Before the late 1960s enema administration apparatus consisted of a 2 liter metal can with a tapered spout at the bottom that mated with a 2-3 foot length of opaque rubber tubing. This tubing was connected to a nozzle that ranged  in size from a small straight length to a longer tapered instrument that resembled a bandicoot's snout. Small straight nozzles were useful in uncomplicated cases, but it was tough to beat a large tapered nozzle when retention problems caused unpleasant blow backs. Once a tapered nozzle was snugly ensconced within the leaky aperture, it tended to stay there, putting the brakes on the flustering back blow.

"The only tidal wave I wanna see better be in the ocean."
Rank had privilege in hospital  nursing and full fledged RNs had the benefit of an IV pole to suspend an enema can above their anxious patient awaiting the hydraulic highjinks. Student nurses were mandated to hand hold the enema can at the prescribed height; no easy feat with a fully loaded 2 liter can. That loaded can got heavy rather quickly unless you had the arm strength of Miss Bruiser, my favorite instructor.

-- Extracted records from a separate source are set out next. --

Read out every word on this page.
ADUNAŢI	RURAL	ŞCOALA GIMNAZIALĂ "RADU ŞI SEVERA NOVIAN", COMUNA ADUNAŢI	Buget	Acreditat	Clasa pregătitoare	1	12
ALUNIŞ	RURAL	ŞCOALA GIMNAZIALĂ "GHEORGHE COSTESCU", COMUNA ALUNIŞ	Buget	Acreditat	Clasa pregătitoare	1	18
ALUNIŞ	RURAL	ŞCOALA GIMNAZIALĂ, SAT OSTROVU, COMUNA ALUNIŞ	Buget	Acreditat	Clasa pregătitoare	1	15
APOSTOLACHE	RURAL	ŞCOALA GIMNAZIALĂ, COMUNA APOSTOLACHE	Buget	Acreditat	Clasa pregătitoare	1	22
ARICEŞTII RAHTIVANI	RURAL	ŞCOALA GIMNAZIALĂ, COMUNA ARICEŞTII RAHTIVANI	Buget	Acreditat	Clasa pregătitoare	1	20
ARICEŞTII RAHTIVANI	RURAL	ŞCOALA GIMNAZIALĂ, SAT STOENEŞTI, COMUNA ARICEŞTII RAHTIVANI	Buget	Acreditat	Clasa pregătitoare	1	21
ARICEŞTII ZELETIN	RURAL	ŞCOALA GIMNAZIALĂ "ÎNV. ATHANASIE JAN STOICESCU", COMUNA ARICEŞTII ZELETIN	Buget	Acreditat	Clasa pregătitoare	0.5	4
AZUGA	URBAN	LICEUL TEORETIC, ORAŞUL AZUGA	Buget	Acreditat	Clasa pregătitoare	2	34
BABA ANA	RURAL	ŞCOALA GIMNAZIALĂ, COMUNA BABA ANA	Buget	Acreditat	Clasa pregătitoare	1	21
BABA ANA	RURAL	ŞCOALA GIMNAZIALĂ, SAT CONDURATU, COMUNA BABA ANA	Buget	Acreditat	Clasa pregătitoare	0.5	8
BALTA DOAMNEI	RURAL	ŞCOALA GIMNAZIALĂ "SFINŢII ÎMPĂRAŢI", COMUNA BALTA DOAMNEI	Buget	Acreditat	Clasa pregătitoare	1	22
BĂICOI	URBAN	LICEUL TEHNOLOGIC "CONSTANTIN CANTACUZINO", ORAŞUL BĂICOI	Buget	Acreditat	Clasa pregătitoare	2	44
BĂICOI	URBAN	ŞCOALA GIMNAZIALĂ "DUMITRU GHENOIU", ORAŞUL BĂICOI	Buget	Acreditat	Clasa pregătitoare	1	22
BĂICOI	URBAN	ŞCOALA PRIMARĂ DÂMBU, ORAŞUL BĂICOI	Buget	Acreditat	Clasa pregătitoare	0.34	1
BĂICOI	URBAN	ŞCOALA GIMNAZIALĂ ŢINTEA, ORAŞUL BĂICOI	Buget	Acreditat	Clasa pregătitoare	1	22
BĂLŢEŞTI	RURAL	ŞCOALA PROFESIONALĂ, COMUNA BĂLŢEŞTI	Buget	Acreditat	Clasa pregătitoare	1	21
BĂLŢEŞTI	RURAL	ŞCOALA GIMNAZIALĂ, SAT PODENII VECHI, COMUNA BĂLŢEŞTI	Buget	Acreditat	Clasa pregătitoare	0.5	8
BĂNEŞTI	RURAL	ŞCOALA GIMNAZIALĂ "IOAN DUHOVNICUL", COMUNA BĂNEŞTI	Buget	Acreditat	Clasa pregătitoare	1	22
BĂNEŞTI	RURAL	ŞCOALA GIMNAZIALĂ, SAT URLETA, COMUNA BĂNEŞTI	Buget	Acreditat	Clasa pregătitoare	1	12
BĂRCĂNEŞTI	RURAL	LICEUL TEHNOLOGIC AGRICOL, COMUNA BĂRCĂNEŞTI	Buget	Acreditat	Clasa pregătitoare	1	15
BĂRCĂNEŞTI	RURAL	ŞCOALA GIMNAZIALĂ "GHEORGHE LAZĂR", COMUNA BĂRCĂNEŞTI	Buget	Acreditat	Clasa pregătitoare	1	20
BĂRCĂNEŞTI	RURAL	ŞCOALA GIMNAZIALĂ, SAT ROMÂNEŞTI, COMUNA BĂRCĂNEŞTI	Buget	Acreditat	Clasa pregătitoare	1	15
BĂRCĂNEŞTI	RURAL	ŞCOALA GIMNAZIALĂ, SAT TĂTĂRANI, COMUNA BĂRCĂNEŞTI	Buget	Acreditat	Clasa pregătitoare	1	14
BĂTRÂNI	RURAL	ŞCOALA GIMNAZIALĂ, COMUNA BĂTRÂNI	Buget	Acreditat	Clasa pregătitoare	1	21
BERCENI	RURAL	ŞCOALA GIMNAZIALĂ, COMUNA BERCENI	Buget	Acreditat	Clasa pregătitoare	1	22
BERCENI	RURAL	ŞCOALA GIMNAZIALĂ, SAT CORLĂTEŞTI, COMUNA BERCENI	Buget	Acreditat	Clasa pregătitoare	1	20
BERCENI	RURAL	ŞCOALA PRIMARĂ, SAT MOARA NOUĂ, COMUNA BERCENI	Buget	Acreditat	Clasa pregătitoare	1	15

 Enemas could be embarrassing for both patients and student nurses alike with Miss Bruiser's running commentary about our lack of arm strength. One of her favorite lines as we struggled with the heavy enema can was, "Is the responsibility of nursing care WEIGHING HEAVILY UPON YOU?" Of course it was and in more than one way.

The  transition to disposable enema sets with crystal clear tubing  illustrated  an interesting phenomenon. While struggling to hold the clear enema  bag airborne, an observant nurse noted the oscillation of the infused solution rising up and down with the patient's respirations. As the enema was nearing completion, expansion of the chest pressurized the colon causing the fluid level in the tubing to rise. Exhalation resulted in a marked descent of the fluid level.

Hand held enema bags and the graphic illustration of the  to and fro flow of the solution provided one of those rather profound "EUREKA" moments in nursing history. The tidal wave enema was born. Nurses soon discovered that any enema could be super charged, so to speak, by aggressively raising and lowering the enema bag while the solution was flowing in. Suddenly raising the enema bag to it's maximum height from a level which was sometimes below the patient produced dramatic results. Patients often complained bitterly of cramping during the peak of the tidal wave, but the end results were often impressive in restoring normal bowel function.

Peristalsis, the progressive wave like movement of the bowel was frequently brought to a halt by old school open abdominal surgeries. When the surgeon noted an absence of bowel sounds during the post -op period, action was required. An order for TWE was written. A plain old TWE order was for the run of the mill tap water enema. A TWE order  with wavy lines scribbled alongside was a directive to bring on the big guns of the tidal wave flush.

The proof was in the pudding with tidal wave enemas which worked wonders in restoring normal peristalsis. They really did the trick.